The Sorell Causeway is a causeway that carries the Tasman Highway across Pitt Water-Orielton Lagoon, from the western side of to in the south-east of Tasmania, Australia. The causeway and adjacent McGees Bridge provide vital links between Hobart and two of Tasmania's principal tourist attractions - Port Arthur Historic Site on the Tasman Peninsula and the picturesque East Coast via the Tasman Highway.

== History==
In colonial times, the Richmond Bridge had been the primary crossing point of the Coal River on the road from Hobart to Sorell and beyond to the Tasman Peninsula and Port Arthur.

It had been decided much earlier that if a crossing at Pitt Water could be made, it would considerably reduce the time to reach Sorell. The engineering was difficult, but with a ready supply of convict labour on hand, the causeway was constructed with main force. It was finally completed in 1872.
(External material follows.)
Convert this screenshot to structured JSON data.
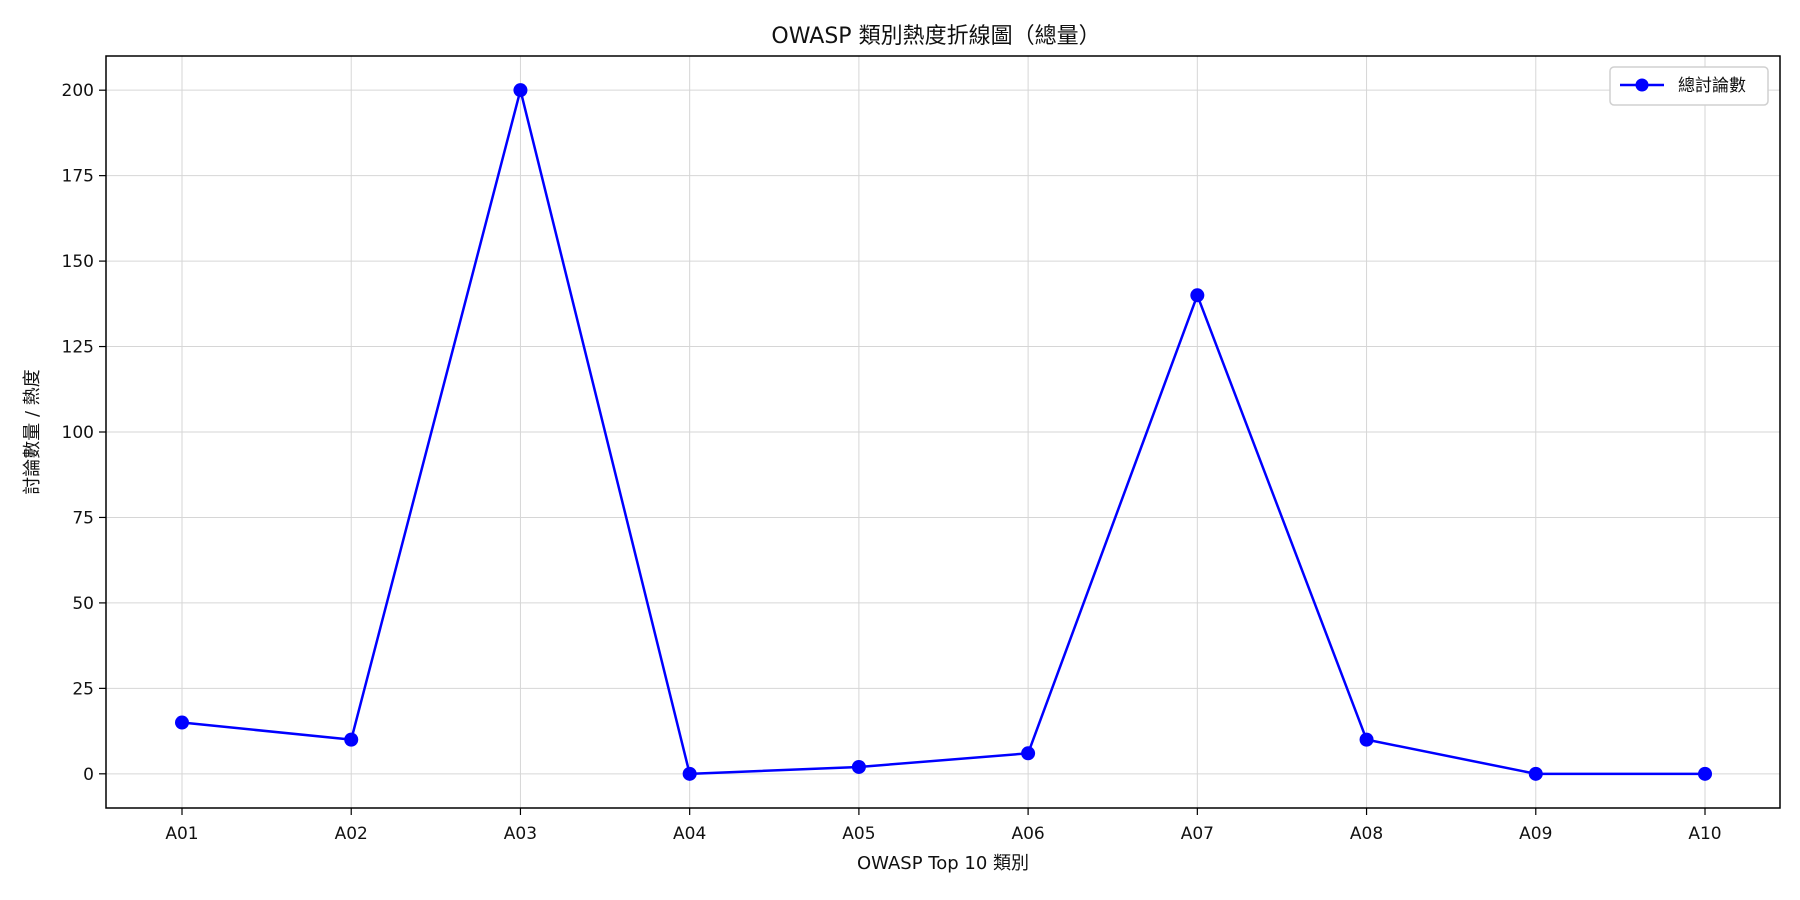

The Sorell Causeway is the second such convict-built causeway in the South-East of Tasmania, and is similar to the causeway section of the former Bridgewater Bridge across the River Derwent.

==Description==
In recent years it has undergone massive repairs and modifications. It has been decided that there needed to be a better flow of tidal water from Pitt Water and Orielton Lagoon into the open sea as the stagnation was causing outbreaks of Blue-Green Algae which was poisoning the other marine species there. As a result, sluice conduits were cut into the lagoon, and a new pile system was created, to turn longer sections of the causeway into actual bridges.

Ever since its construction it has been a major route of access from Hobart to the east coast and the Tasman Peninsula, and is now a section of the Tasman Highway.